As yet, there are no harmonized standards that have been published to guide evaluations of devices. This leaves the interpretation of these requirements with the Notified Bodies (and others).
However, on 12 January 2022, the EU Com published the Delegated Regulation implementing EU RED Art 3.3 d), e), f) covering Cyber Security.
The legal date is comes into effect is 1 August 2023 with compliance by manufacturers by 1 August 2023 with the pre-amble to the document stating:
- Protection of the network or its functioning from harm, protection of personal data and privacy of the user and of the subscriber and protection from fraud are elements that support protection against cybersecurity risks.
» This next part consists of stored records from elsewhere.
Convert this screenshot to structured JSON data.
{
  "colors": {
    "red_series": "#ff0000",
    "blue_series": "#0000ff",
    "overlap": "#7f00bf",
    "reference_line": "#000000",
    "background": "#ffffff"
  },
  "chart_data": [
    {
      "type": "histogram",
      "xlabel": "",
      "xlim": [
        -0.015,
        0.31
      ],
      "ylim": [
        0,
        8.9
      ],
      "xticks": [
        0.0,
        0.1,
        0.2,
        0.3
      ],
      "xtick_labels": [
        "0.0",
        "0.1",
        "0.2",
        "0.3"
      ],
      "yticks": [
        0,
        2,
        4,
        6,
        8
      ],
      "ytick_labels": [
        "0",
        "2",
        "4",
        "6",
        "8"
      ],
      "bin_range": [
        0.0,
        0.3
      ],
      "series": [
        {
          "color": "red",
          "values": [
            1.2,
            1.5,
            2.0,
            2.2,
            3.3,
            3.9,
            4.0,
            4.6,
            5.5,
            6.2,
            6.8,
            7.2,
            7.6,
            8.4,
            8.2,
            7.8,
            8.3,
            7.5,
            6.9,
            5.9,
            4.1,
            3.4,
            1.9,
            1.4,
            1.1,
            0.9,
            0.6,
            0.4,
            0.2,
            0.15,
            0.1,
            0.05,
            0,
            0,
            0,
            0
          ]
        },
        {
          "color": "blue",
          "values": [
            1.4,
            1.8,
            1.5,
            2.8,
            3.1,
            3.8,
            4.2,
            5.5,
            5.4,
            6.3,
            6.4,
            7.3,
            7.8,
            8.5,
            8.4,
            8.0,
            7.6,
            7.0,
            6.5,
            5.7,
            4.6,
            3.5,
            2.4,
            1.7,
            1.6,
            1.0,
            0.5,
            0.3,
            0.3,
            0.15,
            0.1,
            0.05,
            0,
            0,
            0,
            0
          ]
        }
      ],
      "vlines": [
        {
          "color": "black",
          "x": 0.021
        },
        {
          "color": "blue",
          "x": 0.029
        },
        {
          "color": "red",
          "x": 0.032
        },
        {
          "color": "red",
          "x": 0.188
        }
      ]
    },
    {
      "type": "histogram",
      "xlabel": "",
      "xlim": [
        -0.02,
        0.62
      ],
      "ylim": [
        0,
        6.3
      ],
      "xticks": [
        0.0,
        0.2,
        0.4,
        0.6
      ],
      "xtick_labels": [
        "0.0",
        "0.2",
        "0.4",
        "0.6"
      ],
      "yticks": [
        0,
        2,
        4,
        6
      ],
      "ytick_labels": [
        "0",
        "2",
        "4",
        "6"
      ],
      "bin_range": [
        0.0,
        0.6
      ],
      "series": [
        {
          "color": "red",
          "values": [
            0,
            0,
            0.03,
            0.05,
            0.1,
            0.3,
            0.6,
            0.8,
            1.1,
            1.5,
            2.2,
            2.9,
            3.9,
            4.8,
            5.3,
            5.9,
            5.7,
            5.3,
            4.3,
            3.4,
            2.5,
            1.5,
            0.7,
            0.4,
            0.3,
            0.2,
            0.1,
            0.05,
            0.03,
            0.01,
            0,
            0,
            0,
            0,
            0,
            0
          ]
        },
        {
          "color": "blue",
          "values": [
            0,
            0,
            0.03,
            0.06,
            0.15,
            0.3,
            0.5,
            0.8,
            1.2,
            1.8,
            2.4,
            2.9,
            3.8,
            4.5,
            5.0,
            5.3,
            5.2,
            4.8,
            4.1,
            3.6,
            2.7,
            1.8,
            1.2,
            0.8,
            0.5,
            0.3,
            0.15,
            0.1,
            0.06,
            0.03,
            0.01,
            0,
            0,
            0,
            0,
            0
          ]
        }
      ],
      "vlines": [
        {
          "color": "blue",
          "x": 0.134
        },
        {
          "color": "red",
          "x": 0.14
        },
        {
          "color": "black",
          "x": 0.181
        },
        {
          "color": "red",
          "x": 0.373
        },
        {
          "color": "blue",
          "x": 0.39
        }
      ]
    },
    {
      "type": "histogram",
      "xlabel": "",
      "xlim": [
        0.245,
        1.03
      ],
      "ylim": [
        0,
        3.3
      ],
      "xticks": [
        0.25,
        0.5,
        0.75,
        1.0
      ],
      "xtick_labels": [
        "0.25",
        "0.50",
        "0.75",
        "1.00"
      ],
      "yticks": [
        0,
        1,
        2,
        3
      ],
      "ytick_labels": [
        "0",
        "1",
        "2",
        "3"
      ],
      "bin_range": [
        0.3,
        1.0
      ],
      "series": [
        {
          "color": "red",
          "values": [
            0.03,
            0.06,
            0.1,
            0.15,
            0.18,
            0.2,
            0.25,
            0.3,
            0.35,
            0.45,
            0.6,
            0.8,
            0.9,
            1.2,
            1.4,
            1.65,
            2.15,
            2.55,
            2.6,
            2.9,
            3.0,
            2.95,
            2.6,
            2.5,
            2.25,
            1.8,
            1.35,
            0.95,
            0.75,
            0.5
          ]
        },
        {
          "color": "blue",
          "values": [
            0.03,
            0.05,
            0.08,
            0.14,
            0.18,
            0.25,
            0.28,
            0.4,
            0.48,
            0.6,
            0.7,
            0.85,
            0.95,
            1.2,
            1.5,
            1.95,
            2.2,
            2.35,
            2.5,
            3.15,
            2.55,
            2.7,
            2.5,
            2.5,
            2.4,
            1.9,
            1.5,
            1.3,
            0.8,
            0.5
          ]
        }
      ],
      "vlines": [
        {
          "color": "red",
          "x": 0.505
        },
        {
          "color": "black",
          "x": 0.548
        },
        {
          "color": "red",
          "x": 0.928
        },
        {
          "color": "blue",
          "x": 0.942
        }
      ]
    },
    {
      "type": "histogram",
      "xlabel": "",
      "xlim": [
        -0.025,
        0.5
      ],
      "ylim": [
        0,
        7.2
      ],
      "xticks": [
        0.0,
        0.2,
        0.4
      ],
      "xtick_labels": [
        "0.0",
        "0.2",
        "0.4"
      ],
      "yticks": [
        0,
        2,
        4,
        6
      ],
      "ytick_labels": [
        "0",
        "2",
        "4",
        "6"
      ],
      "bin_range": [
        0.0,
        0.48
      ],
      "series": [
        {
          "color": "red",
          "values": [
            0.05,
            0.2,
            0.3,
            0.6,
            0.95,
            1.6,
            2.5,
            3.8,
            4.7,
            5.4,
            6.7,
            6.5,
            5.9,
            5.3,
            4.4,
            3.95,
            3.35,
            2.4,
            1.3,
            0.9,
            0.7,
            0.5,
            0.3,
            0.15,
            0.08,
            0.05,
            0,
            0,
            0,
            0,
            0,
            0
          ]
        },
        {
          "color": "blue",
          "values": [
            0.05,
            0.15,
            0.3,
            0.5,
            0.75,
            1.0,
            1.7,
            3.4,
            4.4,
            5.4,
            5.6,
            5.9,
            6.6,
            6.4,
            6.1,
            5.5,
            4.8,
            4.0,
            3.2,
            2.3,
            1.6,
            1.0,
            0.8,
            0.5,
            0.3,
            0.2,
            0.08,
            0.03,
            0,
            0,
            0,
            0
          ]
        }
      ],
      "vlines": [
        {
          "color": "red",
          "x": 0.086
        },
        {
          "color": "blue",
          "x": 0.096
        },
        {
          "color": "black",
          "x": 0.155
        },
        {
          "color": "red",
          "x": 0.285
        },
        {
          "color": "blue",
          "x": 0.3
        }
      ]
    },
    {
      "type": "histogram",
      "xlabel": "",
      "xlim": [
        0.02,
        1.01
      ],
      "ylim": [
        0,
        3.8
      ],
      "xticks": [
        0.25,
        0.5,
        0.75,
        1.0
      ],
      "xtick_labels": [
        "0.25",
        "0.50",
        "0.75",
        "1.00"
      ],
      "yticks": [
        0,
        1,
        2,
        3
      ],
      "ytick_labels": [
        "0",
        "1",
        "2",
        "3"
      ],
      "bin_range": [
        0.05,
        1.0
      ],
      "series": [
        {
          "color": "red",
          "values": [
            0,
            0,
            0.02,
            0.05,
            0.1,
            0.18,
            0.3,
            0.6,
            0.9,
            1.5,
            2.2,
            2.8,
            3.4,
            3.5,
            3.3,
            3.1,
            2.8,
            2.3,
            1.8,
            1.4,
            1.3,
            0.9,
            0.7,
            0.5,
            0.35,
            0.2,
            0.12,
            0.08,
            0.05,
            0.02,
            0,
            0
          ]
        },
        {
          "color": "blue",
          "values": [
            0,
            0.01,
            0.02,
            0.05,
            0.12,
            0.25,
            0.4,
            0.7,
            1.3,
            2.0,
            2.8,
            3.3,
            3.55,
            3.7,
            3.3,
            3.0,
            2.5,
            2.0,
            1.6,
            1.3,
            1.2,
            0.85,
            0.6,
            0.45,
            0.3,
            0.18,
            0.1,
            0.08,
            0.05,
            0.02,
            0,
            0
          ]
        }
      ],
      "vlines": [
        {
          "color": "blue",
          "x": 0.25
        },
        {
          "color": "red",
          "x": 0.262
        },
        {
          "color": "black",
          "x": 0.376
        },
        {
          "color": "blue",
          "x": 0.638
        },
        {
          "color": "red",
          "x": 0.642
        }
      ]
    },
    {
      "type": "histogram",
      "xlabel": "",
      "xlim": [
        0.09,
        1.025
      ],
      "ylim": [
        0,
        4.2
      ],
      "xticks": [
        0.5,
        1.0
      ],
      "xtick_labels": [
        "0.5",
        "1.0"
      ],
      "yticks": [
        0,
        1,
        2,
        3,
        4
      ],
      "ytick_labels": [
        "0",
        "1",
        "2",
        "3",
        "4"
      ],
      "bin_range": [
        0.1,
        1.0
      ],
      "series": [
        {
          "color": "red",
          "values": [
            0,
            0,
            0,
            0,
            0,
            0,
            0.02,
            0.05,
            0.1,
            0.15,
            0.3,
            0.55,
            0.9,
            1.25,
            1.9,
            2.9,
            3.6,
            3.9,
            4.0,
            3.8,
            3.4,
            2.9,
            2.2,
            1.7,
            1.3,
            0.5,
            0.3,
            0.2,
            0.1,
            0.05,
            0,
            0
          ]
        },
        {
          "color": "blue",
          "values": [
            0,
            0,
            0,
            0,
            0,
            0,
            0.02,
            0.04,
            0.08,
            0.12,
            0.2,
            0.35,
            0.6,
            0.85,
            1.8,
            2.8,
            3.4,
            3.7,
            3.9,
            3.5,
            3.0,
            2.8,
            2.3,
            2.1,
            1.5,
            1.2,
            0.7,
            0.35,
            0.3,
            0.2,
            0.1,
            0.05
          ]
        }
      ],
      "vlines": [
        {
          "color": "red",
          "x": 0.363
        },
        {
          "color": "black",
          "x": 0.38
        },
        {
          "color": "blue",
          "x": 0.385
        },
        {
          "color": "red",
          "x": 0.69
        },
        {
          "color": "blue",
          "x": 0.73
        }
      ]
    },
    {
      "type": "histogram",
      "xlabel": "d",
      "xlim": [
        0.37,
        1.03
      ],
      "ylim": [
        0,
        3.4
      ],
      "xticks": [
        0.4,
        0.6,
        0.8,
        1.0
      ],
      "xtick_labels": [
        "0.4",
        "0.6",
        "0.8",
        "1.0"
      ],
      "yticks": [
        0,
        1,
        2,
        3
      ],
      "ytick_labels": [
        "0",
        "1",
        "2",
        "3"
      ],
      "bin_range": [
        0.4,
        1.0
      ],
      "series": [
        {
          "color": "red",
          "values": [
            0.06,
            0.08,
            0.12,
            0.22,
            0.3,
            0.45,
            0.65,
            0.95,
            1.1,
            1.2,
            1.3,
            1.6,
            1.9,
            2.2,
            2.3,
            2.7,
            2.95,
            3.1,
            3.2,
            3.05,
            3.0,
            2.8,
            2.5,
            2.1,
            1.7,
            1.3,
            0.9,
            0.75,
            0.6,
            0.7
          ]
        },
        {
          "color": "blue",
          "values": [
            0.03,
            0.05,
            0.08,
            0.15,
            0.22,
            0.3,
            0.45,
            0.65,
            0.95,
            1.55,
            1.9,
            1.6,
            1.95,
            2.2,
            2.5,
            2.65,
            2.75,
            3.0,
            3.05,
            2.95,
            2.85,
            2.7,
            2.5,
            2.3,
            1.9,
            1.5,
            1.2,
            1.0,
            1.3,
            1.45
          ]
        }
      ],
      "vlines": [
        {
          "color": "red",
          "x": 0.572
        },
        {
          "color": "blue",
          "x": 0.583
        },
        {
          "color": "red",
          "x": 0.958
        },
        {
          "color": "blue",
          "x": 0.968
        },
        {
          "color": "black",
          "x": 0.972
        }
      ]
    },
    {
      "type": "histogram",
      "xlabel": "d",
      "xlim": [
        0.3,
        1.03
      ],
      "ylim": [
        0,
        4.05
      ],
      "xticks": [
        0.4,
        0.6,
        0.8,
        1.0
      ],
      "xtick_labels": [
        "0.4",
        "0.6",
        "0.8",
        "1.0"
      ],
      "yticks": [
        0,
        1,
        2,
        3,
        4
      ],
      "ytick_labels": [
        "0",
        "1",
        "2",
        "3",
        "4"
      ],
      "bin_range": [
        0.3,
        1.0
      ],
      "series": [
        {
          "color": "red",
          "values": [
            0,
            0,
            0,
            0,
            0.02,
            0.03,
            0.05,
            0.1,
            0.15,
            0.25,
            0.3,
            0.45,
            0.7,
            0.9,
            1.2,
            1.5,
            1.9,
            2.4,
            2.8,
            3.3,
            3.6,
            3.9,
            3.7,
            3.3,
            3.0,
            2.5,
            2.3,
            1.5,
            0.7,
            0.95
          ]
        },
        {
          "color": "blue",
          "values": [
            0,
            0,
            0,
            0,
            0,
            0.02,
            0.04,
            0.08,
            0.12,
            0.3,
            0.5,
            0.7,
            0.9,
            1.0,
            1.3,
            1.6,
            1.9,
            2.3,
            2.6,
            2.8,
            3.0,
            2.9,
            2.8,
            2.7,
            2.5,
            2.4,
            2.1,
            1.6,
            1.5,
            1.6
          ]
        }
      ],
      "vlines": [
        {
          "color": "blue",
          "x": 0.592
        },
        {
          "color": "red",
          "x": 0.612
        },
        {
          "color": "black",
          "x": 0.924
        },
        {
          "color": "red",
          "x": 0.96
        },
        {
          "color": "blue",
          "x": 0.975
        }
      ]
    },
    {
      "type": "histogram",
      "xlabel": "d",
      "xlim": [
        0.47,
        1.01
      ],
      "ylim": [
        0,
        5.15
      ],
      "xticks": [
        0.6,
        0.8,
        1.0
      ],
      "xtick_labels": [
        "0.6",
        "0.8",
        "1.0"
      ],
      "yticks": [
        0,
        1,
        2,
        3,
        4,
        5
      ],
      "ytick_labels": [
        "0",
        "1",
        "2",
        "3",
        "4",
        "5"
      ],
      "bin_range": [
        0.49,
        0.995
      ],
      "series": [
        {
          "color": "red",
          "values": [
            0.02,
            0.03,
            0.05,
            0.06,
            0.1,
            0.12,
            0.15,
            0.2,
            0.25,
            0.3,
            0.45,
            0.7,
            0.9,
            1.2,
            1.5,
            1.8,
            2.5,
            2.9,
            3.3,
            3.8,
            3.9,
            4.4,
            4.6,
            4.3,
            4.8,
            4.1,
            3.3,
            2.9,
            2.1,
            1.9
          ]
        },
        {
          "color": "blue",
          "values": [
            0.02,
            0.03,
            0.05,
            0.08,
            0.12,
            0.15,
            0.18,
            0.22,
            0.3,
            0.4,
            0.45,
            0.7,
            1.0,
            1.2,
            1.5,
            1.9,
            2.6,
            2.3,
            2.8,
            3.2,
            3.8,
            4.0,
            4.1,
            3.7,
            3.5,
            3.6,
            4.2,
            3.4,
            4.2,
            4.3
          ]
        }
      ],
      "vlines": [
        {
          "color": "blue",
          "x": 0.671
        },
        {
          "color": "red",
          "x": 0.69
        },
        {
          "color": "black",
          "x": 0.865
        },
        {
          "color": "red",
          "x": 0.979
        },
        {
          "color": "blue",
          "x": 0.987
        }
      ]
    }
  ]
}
The regulation specifies that harmonized ENs should be published by 12 June 2023. Full implementation is specified to be before the end of 2024, with some phase-out periods of products already in the pipeline.
Not to exclude other important clauses, they must be mentioned. Notably there is much discussion about Article 3.3(g) that covers access to emergency services (911 in the US, 112 in Europe) and Article 3.3(i) which protects users with disabilities. Finally, Article 3.3(j) which mandates controls on software loaded onto devices that may otherwise compromise the compliance (this Article could be construed as to having cyber-implications as devices are increasingly connected to the Cloud for performance and functional updates and could be compromised in some way).
It must be noted that, like all the European Directives, there are broad performance requirements in these Articles and clauses. It is up to the standards bodies to develop criteria and procedures for these assessments and at the present time, the standards and protocols for assessment of “Cyber-resilience” are largely lacking. This should change soon as schemes get rolled out by the accreditation bodies, specifiers (such as customers and governments) and others in the industry.
The bad guys are busy. The compliance community has a large role in evaluation and helping manufacturers select effective and reasonable protections.